2. No. Any lab (which will require a shareholder vote by the way; so won’t ever happen at 7.5p (I know that was troubling you)) would be a drug development CRO; not for chemical reformulation. Reformulations could be tested, but not synthesised. As a patent attorney, it’s obvious to me that Ken has given significant help in this area; maybe in part by way of delay recompense. It would be hard for a UK patent lawyer to be found as good as him, and certainly not who happens to be a peptide expert, in addition. Probably no one else like him.
3. TX are preparing patents, but will not activate them – as far as I’m aware from yesterday - until signature. If they could “rip-off” 201 (which they can’t, as the target itself is patented), they wouldn’t have bothered signing a LoI).
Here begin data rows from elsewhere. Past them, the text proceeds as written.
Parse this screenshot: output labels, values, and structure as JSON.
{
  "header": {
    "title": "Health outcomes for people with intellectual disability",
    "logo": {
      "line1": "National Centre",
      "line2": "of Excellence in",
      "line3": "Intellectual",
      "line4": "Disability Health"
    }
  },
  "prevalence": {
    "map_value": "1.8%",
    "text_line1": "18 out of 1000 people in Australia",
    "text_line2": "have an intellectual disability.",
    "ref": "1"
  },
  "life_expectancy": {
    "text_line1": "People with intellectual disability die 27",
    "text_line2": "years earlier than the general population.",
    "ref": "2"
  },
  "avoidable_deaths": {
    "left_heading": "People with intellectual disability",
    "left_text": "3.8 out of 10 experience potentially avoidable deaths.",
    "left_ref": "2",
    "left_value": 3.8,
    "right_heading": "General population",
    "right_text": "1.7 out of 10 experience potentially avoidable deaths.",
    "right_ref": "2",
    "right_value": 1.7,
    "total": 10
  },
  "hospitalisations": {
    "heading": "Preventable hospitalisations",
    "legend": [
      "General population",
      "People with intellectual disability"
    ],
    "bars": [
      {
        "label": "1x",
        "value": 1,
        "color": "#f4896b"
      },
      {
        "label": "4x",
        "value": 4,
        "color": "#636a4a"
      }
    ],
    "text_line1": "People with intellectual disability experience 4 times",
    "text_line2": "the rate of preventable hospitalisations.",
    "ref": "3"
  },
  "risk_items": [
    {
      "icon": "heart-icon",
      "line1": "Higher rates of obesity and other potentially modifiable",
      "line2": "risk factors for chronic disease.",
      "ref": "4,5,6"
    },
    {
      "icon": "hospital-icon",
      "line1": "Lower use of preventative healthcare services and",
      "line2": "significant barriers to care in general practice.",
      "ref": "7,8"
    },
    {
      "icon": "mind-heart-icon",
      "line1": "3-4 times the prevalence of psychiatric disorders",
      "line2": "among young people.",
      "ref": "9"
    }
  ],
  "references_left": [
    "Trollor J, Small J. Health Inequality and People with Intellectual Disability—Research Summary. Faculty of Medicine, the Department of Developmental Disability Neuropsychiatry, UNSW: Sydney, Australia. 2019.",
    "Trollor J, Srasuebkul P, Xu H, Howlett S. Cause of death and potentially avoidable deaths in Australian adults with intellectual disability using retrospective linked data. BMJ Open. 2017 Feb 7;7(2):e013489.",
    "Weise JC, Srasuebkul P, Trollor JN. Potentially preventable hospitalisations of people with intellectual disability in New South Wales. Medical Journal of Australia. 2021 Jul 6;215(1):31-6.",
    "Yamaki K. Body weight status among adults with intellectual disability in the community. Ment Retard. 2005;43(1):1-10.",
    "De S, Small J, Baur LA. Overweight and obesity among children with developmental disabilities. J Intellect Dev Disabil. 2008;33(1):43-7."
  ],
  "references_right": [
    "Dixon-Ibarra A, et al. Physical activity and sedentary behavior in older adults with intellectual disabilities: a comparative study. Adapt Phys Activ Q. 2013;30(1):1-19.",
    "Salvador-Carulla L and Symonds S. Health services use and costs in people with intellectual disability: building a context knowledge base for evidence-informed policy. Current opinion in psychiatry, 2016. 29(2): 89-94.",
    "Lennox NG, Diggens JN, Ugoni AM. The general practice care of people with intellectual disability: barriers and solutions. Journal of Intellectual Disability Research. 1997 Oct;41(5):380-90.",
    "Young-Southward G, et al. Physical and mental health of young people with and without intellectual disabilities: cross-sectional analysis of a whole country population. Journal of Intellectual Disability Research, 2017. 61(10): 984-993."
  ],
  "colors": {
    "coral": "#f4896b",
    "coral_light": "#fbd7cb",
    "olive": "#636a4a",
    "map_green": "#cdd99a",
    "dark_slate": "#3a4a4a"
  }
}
4. I just can’t see that. My take – and this is my take – is that they have a number of compounds that are going to be triggered at once; hence the delay. Maybe it’s taken the year to get the DD done on all. We’ve suffered from this, but maybe we were the first adopted. I don’t think you could pre-arrange the point you’ve mentioned outside the scope of the LoI.
5. Yes – VAL have the option of repatenting/reformulating, but the latter would cost about 1.5-2M quid, and Suzy doesn’t want to ask SHs to fund this – and I agree with her at this stage.
Also, in answer to the questions you previously asked – three new senior roles by year end – tick; and no way of low dilution without SH vote for a lab – tick.